John Dugard reported that UN participation in the Quartet under such circumstances was completely improper:

In 2004 the International Court of Justice handed down an advisory opinion in which it condemned as illegal not only the construction of the wall but many features of the Israeli administration of the Occupied Palestinian Territory. The advisory opinion was endorsed by the General Assembly on 20 July 2004 in resolution ES-10/15. Since then little effort has been made by the international community to compel Israel to comply with its legal obligations as expounded by the International Court. The Quartet, comprising the United Nations, the European Union, the United States of America and the Russian Federation, appears to prefer to conduct its negotiations with Israel in terms of the so-called road map with no regard to the advisory opinion. The road map seems to contemplate the acceptance of certain sections of the wall in the Occupied Palestinian Territory and the inclusion of major Jewish settlements in the Occupied Palestinian Territory in Israeli territory. This process places the United Nations in an awkward situation as it clearly cannot be a party to negotiations that ignore the advisory opinion of its own judicial organ.

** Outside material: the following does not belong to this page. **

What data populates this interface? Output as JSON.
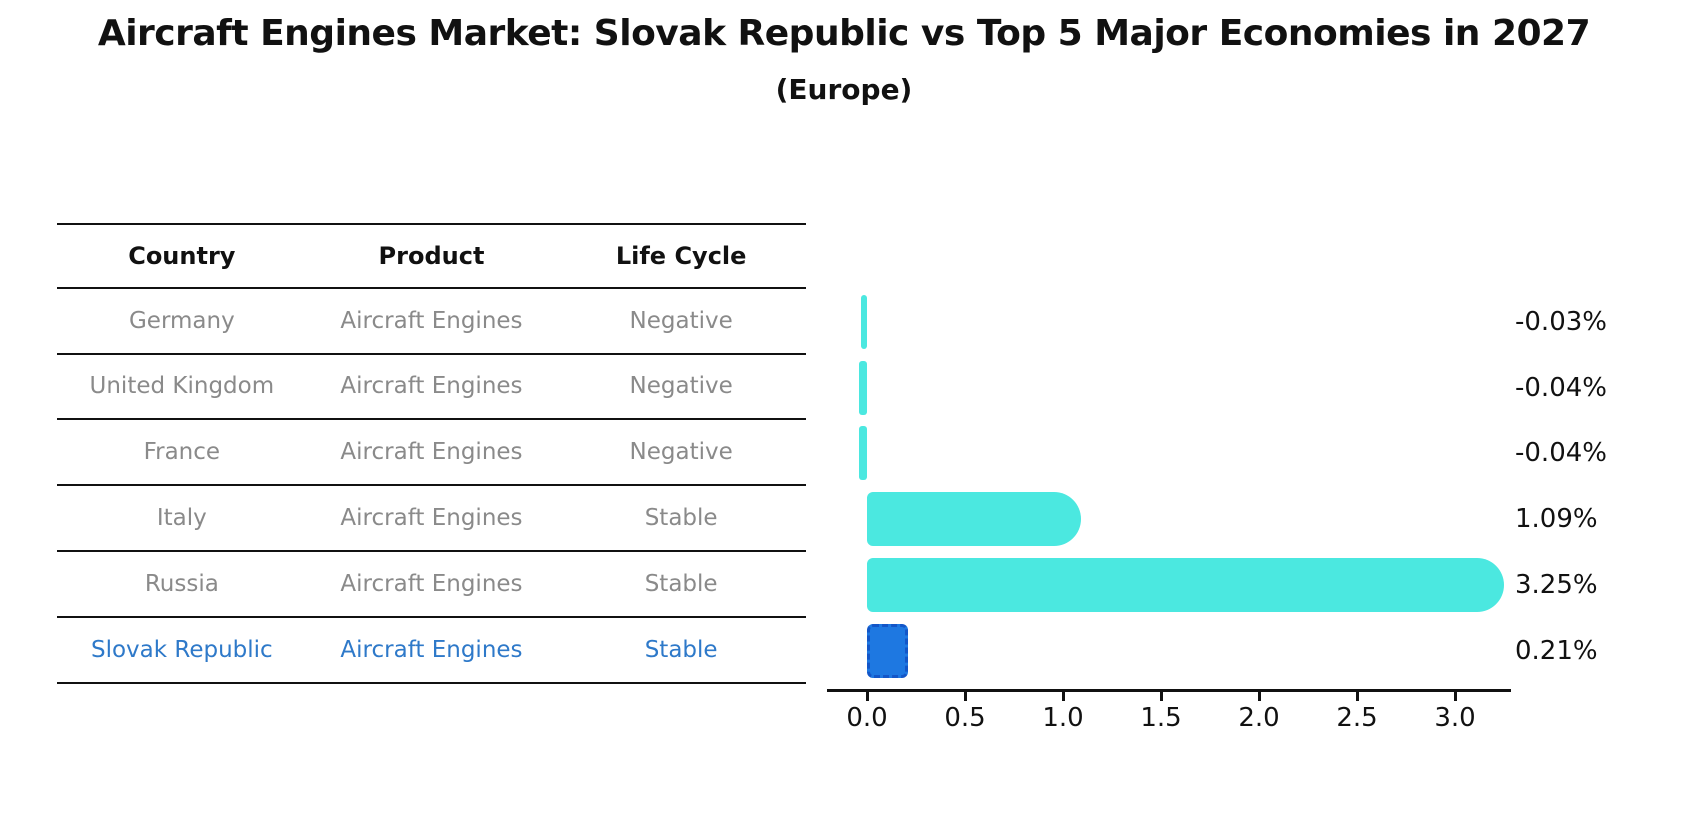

In a subsequent report Dugard advised that Israel’s occupation had taken on ominous characteristics of collective punishment, colonialism and apartheid. Worse still, he noted that the Quartet had taken Israel’s side and was behaving like a co-belligerent:

Gaza has become a besieged and imprisoned territory as a result of the economic sanctions imposed on the Occupied Palestinian Territory by Israel and the West, following Hamas’ success in the January 2006 elections… To aggravate matters the Quartet has gone along with this policy of political and financial isolation. …In effect, the Palestinian people have been subjected to economic sanctions – the first time an occupied people have been so treated. This is difficult to understand. Israel is in violation of major Security Council and General Assembly resolutions dealing with unlawful territorial change and the violation of human rights and has failed to implement the 2004 advisory opinion of the International Court of Justice, yet it escapes the imposition of sanctions. Instead, the Palestinian people, rather than the Palestinian Authority, have been subjected to possibly the most rigorous form of international sanctions imposed in modern times.

The most pressing problem is not that Hamas or Fatah lack legitimacy with the Palestinian people, or whether there ought to be one state or two. It is that the UN has been Israel’s willing accomplice in permitting acts to be perpetrated against the Palestinians that international law would otherwise prohibit if they had been directed toward another State.